Scientists flip energy equation with solar leaf that converts CO2 into fuel
Researchers at the University of Illinois at Chicago say the fuel from carbon dioxide can remove the greenhouse gas from the atmosphere, and provides a sustainable type of fuel that is as cheap as a gallon of gas.
Courtesy of University of Illinois at Chicago
It’s often smarter to borrow from nature than reinvent the wheel.
That was the approach of researchers at the University of Illinois at Chicago (UIC) to remove carbon dioxide (CO2) from the atmosphere, and convert it into an efficient, inexpensive fuel.
The result: an artificial leaf that turns CO2 into fuel, "at a cost comparable to a gallon of gasoline" could render fossil fuel obsolete, according to the researchers.
The “leaf” is one of a growing number of inventions that mimic photosynthesis to remove excess carbon from the atmosphere, and convert it into new, sustainable forms of energy to power our world.
“The new solar cell is not photovoltaic — it’s photosynthetic,” said Amin Salehi-Khojin, an assistant professor of mechanical and industrial engineering at UIC and the study’s lead author, in a statement. “Instead of producing energy in an unsustainable one-way route from fossil fuels to greenhouse gas, we can now reverse the process and recycle atmospheric carbon into fuel using sunlight.”
The solar cells Dr. Salehi-Khojin and his team built function like a plant’s leaves. Except instead of converting carbon dioxide into sugar, the artificial leaf converts the gaseous compound into synthesis gas — a mixture of hydrogen and carbon monoxide. Synthesis gas, or syngas, could be burned for fuel, or converted into diesel or other hydrocarbon fuels.
The concept of reduction reaction — converting CO2 into a burnable form of carbon — isn’t new. But scientists previously relied on silver and other expensive precious metals to break gas into storable energy. UIC researchers took a different approach. They relied on a nano-structured compound, a transition metal dichalcogenide (TMCD), to break down carbon dioxide. They paired a kind of TMCD — a nanoflake tungsten — with an ionic liquid inside a two-compartment, three-electrode electrochemical cell.

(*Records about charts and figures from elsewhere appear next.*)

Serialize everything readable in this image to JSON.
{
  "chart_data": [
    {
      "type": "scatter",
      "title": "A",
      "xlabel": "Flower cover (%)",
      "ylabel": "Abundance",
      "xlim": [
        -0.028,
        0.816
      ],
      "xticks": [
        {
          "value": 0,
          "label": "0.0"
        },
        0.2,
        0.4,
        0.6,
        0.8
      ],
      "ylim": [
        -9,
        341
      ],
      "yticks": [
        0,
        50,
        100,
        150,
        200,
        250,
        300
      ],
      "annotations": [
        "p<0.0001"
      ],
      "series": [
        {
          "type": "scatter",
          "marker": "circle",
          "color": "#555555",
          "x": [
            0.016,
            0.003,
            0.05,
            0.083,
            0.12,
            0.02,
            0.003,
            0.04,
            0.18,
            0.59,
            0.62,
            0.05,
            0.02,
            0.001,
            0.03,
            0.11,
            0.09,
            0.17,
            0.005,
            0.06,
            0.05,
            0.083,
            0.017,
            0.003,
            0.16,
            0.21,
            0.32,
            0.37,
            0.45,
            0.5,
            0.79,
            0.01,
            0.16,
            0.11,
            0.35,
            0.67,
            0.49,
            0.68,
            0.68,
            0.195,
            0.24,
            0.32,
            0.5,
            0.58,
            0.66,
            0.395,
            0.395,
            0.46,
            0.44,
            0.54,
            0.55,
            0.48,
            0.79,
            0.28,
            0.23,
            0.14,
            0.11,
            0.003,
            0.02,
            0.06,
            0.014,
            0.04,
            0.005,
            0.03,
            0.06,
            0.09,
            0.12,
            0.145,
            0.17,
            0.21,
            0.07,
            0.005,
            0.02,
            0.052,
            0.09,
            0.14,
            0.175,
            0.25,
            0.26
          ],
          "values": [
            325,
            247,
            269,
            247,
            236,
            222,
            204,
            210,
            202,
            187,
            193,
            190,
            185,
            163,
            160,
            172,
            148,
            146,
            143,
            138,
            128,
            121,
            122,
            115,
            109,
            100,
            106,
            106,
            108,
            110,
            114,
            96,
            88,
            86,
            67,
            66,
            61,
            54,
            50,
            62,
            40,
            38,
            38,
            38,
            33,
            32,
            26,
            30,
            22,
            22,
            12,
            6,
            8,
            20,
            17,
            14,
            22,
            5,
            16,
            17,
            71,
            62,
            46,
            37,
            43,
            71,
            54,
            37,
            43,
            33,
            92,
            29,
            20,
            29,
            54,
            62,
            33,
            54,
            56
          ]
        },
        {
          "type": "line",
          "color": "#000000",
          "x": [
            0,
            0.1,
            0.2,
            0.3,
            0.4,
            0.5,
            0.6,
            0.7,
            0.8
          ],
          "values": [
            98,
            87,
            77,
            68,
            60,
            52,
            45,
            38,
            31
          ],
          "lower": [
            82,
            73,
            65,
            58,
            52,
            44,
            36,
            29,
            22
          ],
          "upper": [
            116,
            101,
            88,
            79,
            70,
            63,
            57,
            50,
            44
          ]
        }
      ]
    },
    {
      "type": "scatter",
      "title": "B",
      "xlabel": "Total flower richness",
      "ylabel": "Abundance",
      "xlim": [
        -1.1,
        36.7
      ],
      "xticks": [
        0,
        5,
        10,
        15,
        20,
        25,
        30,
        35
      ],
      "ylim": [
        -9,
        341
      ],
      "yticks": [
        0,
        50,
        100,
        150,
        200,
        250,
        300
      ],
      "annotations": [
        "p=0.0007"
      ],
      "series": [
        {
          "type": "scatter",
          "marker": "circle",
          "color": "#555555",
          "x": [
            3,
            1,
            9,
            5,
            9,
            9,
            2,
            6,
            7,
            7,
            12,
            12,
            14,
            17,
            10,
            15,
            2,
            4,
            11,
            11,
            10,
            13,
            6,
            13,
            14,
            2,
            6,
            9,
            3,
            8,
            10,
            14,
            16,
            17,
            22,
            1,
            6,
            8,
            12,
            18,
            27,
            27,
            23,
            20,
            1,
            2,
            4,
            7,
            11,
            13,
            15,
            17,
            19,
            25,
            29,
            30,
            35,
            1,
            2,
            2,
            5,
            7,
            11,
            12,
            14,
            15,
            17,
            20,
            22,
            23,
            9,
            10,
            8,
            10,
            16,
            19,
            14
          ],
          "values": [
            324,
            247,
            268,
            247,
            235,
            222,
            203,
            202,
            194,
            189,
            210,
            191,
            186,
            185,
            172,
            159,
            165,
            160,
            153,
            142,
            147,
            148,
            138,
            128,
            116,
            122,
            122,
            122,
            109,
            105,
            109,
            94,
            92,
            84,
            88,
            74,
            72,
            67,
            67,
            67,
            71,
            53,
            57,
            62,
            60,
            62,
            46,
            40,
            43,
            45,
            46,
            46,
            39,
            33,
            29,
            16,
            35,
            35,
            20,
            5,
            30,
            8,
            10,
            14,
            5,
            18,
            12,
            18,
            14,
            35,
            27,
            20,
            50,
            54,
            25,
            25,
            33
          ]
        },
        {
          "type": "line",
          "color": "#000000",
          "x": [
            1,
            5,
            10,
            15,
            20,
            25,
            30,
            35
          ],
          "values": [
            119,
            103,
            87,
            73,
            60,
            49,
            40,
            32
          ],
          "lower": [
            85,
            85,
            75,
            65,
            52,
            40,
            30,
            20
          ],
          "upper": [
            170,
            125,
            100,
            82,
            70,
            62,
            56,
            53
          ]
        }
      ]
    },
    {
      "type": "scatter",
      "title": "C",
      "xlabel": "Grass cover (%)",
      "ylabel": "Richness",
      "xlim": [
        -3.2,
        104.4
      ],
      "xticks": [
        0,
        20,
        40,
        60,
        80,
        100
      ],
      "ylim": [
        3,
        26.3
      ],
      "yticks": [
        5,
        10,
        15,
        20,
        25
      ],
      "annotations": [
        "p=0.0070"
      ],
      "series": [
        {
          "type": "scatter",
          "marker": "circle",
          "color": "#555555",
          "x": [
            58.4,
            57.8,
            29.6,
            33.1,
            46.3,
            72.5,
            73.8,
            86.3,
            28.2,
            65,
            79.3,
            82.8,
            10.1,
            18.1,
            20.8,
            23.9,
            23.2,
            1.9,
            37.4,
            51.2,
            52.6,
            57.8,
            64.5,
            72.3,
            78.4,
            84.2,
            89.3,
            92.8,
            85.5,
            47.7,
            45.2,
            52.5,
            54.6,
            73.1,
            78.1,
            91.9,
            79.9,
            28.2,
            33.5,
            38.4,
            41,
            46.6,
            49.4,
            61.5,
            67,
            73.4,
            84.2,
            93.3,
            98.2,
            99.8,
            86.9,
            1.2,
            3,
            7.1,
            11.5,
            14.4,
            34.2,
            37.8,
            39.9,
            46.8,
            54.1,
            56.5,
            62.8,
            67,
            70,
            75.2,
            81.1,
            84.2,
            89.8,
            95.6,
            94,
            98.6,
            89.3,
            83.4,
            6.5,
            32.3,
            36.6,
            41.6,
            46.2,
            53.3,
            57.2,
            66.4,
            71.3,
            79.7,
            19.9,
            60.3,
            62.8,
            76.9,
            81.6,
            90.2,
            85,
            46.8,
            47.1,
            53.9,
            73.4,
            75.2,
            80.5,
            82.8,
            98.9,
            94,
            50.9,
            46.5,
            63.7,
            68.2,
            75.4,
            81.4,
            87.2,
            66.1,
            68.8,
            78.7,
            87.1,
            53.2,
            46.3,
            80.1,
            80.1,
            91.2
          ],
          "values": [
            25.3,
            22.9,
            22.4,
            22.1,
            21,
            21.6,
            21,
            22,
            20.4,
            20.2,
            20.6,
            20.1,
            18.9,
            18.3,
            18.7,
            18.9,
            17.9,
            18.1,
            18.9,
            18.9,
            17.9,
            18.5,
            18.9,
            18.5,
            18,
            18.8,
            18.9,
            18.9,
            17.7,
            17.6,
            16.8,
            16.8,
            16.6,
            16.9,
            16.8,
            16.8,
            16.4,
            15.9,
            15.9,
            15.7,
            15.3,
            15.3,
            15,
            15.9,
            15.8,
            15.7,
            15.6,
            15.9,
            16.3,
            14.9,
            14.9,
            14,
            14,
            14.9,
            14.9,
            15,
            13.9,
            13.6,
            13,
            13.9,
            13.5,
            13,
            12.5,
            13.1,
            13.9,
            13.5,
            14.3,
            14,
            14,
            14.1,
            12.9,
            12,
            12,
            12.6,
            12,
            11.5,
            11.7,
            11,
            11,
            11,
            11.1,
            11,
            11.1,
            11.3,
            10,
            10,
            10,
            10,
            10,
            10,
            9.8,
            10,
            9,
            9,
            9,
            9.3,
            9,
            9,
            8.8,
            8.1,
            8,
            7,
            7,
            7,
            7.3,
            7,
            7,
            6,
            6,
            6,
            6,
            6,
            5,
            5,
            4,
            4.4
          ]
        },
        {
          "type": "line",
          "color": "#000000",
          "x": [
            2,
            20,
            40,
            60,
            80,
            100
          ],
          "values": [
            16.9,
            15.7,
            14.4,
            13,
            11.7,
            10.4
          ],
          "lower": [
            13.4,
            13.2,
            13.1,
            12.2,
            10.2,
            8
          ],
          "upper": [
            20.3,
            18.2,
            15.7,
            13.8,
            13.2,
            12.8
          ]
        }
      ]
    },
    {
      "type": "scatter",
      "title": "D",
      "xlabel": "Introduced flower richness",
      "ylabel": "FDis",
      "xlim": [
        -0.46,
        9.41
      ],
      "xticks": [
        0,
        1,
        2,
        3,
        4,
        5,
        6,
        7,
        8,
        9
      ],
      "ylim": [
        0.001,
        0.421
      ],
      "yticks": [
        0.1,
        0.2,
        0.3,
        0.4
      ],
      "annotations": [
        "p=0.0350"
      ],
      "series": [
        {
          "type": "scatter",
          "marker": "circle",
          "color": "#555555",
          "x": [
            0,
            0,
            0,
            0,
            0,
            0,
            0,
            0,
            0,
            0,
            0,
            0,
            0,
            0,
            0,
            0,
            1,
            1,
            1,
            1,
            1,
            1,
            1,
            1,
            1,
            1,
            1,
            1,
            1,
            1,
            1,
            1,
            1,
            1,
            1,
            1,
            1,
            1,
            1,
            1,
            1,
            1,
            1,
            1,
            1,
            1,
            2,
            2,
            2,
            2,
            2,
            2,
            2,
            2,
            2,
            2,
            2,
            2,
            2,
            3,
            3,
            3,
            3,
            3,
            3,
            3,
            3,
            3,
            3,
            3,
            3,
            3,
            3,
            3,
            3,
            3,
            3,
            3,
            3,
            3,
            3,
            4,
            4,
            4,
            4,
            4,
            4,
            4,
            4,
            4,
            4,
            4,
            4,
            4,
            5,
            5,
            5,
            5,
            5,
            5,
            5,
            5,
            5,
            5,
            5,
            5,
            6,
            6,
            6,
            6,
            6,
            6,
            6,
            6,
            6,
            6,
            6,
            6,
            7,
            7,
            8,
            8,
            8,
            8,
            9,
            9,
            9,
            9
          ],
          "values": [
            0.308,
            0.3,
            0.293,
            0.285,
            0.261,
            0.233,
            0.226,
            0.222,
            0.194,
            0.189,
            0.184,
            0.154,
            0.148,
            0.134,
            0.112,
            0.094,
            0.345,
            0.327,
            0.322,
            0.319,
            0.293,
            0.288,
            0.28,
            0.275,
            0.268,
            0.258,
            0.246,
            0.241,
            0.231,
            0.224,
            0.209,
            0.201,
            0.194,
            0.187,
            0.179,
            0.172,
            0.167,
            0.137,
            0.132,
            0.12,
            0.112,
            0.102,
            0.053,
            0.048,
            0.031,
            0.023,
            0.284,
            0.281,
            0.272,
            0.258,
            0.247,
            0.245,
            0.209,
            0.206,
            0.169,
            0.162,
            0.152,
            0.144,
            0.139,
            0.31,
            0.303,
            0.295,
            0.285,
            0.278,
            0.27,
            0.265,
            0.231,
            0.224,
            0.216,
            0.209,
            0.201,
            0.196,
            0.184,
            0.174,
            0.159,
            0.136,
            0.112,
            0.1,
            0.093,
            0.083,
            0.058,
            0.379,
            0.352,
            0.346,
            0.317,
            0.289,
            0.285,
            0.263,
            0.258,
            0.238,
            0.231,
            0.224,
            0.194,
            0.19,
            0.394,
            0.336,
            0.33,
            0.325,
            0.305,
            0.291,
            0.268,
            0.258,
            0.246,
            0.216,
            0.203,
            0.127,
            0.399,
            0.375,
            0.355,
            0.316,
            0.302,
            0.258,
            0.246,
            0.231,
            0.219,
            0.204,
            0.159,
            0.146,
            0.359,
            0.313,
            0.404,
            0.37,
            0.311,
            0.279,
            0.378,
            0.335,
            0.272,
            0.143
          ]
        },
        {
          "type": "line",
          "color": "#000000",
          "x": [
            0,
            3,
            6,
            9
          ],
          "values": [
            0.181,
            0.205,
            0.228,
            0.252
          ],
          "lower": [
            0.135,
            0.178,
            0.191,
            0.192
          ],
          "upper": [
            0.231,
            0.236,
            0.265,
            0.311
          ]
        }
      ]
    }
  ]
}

When light strikes the "leaf," hydrogen and carbon monoxide bubble from the cathode, while free oxygen and hydrogen ions are released from the anode.
Leafs could be spread throughout a solar farm, or used in smaller applications, the researchers said.
The invention isn’t the only one of late to use the concept of photosynthesis to create a new form of energy. The researchers note the process they employed has been used to create other forms of hydrogen energy. Researchers at Harvard University have even created hydrogen through synthetic photosynthesis in a process they say is 10 times more efficient than in nature, as The Christian Science Monitor’s Jason Thomson reported in June.
That process relies on bacteria. The system is confined to a jar with just two electrodes, Ralstonia eutropha bacteria, and water. When an electric current passes through the electrodes, it breaks the water molecules down, releasing hydrogen gas.
“You can use hydrogen as a source of energy, [and] burn it,” co-author Pamela Silver of Harvard University told the Monitor. “Instead, we decided to take advantage of bacteria that take in hydrogen and carbon dioxide and use them to grow.”
As they grow, explains Dr. Silver, these organisms produce certain compounds. The bacteria can be genetically engineered to make useful things like alcohol and plastic precursors.
While the artificial leaf UIC researchers invented is just artificial, not bionic, it’s applicability isn’t confined to this world. They note it can even be used if water is found on Mars. Mars’s atmosphere is mostly CO2, after all.